Piazza del Campo
a forma di conchiglia con la sua meravigliosa pavimentazione e i bellissimi palazzi che la circondano: Il Palazzo Pubblico (1297-1342), la Torre del Mangia (1348 - m. 102), isolata nella piazza la monumentale Fonte Gaia con statue che sono copie delle originali di Jacopo della Quercia, Palazzo Sansedoni ristrutturato nel XVIII secolo. All'interno del Palazzo Pubblico, il Museo Civico (9-18.30 da Aprile a Settembre e 9-13.30 da Ottobre a Marzo; festivi 9-13) fra i tanti, gli affreschi di Simone Martini: La Madonna in Maestà (1315) e Guidoriccio da Fogliano all'assedio di Montemassi (1328) e quelli di Ambrogio Lorenzetti fra i quali Effetti del Buon Governo in città e campagna. Il Duomo una delle più importanti creazioni dell'architettura gotico italiana con all'interno fra le tante opere, il celebre Pergamo (1266-68) di Nicola Pisano, la Libreria Piccolomini, affreschi del Pinturicchio (1502-1509). Il Battistero con all'interno il Fonte Battesimale di Jacopo della Quercia (1417-1430), il Banchetto di Erode di Donatello ...e mille altri gioielli fra palazzi, musei, opere, scorci stupendi...
Nei dintorni
Il Palio di Siena
il primo di una serie mai interrotta fu corso il 2 Luglio 1656 e fu vinto dalla contrada della Torre; nel 1701 su iniziativa della contrada dell'Oca si decise di ripetere il Palio il 16 Agosto festa dell'Assunzione, e da allora così si fa.
Tutto questo nella meravigliosa cornice di piazza del Campo.
Dal 1720 possono gareggiare solo i cavalli di 10 contrade sorteggiate fra le 17 esistenti.
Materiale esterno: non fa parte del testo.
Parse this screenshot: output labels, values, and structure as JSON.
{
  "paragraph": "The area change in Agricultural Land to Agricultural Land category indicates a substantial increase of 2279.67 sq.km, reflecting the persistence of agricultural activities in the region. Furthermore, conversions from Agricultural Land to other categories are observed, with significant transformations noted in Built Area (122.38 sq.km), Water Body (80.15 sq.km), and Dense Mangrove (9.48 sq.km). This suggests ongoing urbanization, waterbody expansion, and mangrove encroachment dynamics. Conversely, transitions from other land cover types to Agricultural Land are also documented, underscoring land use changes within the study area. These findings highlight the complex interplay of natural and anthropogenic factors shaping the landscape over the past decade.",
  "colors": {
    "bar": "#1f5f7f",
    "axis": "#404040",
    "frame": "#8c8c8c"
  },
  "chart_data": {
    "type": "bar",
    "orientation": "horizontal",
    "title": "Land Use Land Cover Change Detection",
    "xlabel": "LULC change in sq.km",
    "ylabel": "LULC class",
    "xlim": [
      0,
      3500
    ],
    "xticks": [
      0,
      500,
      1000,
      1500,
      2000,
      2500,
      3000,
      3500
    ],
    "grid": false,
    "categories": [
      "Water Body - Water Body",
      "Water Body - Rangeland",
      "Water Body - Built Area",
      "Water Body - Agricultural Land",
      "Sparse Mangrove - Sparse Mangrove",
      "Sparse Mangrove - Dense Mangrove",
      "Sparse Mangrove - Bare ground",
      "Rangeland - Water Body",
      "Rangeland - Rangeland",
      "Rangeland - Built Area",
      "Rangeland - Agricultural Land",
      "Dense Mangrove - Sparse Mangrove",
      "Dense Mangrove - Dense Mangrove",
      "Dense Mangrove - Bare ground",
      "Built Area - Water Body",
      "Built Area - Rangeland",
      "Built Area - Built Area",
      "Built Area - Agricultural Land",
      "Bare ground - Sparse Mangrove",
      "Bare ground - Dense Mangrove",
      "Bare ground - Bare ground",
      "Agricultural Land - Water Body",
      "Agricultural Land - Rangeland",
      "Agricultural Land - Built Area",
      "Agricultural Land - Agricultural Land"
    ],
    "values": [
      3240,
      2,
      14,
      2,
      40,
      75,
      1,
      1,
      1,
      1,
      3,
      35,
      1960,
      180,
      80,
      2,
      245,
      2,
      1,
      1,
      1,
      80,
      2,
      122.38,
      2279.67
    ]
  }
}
I nomi delle contrade sono: Aquila, Bruco, Chiocciola, Civetta, Drago, Giraffa, Istrice, Leocorno, Lupa, Nicchio, Oca, Onda, Pantera, Selva, Tartuca, Torre e Valdimontone.
Altre sei contrade invece non esistono più: Gallo, Leone, Orso, Quercia, Spadaforte, Vipera. Un fastoso corteo in costume è il lungo preliminare che precede l'elettrizzante corsa... i "barberi" si allineano al "canapo" nell'ordine sorteggiato e fino all'ultimo tenuto segreto ...la fune si abbassa... i cavalli scattano... i fantini usano il "nerbo" (può vincere anche il cavallo "scosso" che lungo la corsa ha perso il fantino) ...e alla fine la contrada vincente farà gran festa lungo le strade.